Yukarıda yer verilen mevzuat hükümleri uyarınca, takdir komisyonu kararına istinaden yapılan tarhiyatlarla ilgili uyuşmazlıklarda zamanaşımı ile ilgili hususların çözümünde, genel ilke olarak takdir komisyonuna sevkle tarh zamanaşımının durduğunun kabulü gereklidir. Dolayısıyla, yalnızca takdire sevk tarihine bakılarak takdir komisyonuna sevkin, zamanaşımını durdurmak amacıyla yapıldığının bu çerçevede kabulüne imkan bulunmamaktadır. Mevcut vergi incelemeleri tamamlanmadan da takdire sevk işleminin bu kapsamda yapılabileceği ve tamamlanan inceleme sonucunda elde edilen bilgi ve verilerin takdir komisyonunca da değerlendirilebileceği tabiidir.
Dosyanın incelenmesinden, davacının 13/12/2017 tarihinde takdir komisyonuna sevk edildiği, 06/09/2018 tarihli takdir komisyonu kararlarının vergi dairesine 20/09/2018 tarihinde tevdii edilmesi üzerine 21/09/2018 tarihinde tanzim edilen vergi/ceza ihbarnamelerinin e-tebliğ yoluyla 26/09/2018 tarihinde tebliğ edildiği anlaşılmaktadır.

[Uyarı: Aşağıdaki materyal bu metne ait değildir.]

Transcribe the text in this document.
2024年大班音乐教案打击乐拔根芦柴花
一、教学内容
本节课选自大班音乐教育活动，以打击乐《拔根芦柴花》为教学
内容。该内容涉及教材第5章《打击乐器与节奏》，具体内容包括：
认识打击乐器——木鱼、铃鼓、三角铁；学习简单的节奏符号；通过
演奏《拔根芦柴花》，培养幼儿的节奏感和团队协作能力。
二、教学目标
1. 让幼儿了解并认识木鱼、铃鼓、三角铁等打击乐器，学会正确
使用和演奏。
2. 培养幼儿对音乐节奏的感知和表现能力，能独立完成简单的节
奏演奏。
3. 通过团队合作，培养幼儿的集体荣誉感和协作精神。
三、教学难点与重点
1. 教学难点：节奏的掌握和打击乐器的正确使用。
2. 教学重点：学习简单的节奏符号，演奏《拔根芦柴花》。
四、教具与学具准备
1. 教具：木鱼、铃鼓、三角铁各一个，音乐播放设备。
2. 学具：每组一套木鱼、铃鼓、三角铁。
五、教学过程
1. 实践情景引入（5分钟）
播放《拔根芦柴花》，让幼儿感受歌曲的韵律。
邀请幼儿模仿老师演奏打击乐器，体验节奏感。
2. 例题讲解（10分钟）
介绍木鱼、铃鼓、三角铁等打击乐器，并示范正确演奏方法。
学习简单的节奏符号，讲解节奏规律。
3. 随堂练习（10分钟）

Olayda, tarh zamanaşımı süresinin dolmasından önce yapılan takdire sevk işlemi, 213 sayılı Kanun’un 114. maddesi uyarınca işlemeye devam eden tarh zamanaşımı süresini durduracağından, işin esası incelenerek karar verilmesi gerekirken, takdire sevk işleminin zamanaşımını durdurmayacağı ve dava konusu vergi ve cezaların zamanaşımına uğradığı gerekçesiyle verilen temyize konu Vergi Dava Dairesi kararında hukuka uygunluk bulunmamaktadır.

KARAR SONUCU :
Açıklanan nedenlerle;
1. Temyiz isteminin kabulüne,
2. Temyize konu … Bölge İdare Mahkemesi … Vergi Dava Dairesinin … tarih ve E:…, K:… sayılı kararının BOZULMASINA,
3. Yeniden bir karar verilmek üzere dosyanın Vergi Dava Dairesine gönderilmesine, 20/12/2022 tarihinde oybirliğiyle karar verildi.